Thanks! Very interesting.


----------



## chatsi66

In Hijazi Arabic, we use sa7abat 3alayya سحبت عليّ in this type of situation, which in a way means she ignored me, or we say a3tatni ashkal اعطتني أشكل , this is pure colloquial contemporary Hijazi, hope it's useful!!


----------



## Anatoli

I found these verbs for "to jilt" - نبذ _nábadha_ and أهمل _'áhmala_, must be MSA only?


----------



## Ghabi

Xence said:


> Another way to say it, is to mix a French verb (_larguer_ = to drop, to chuck, to elbow, ) with an Arabic pronoun (yes, Algerian may be funny sometimes ). So you could hear this sentence: _X larga Y_ -> _largaha_


How do we conjugate it? For "she dumped him", do we say _largatu_?


----------



## إسكندراني

Anatoli said:


> I found these verbs for "to jilt" - نبذ _nábadha_ and أهمل _'áhmala_, must be MSA only?


Yes, MSA only - I can't imagine a dialect using those to that effect. We could say 'ahmal' though, but it's meaning is a bit different; more like 'neglected'.


----------



## Xence

Ghabi said:


> How do we conjugate it? For "she dumped him", do we say _largatu_?



Spot-on !


----------



## إسكندراني

Ghabi said:


> This word can mean "to jilt (your lover)" in Shaami, or have I mistaken?

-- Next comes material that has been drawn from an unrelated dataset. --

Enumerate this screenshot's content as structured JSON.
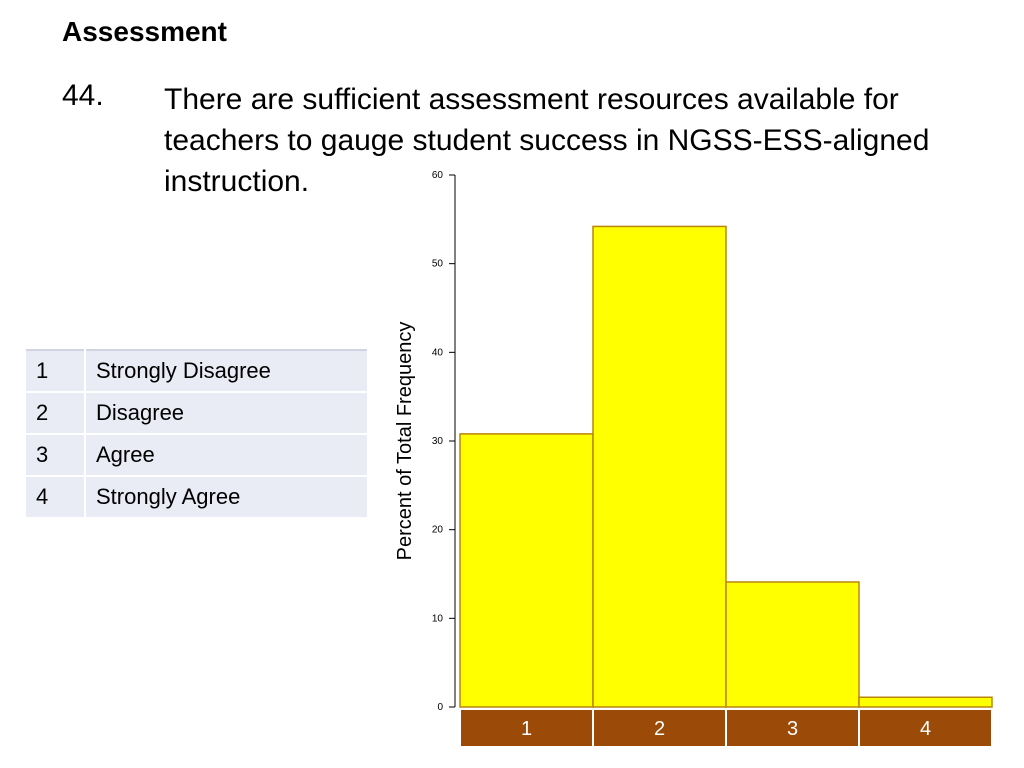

Since I've not noticed anyone else mention this yet, and for the sake of those who are non-native speakers of English:
I have never heard of the word 'jilt' before this thread, so I suspect it's never used in British English. At least not in my region!


----------



## MarcB

إسكندراني said:


> Since I've not noticed anyone else mention this yet, and for the sake of those who are non-native speakers of English:
> I have never heard of the word 'jilt' before this thread, so I suspect it's never used in British English. At least not in my region!


I checked the OED for jilt and it is listed in both the international and American sectors. I have heard it before but I would say it is old-fashioned or out of date in most regions.


----------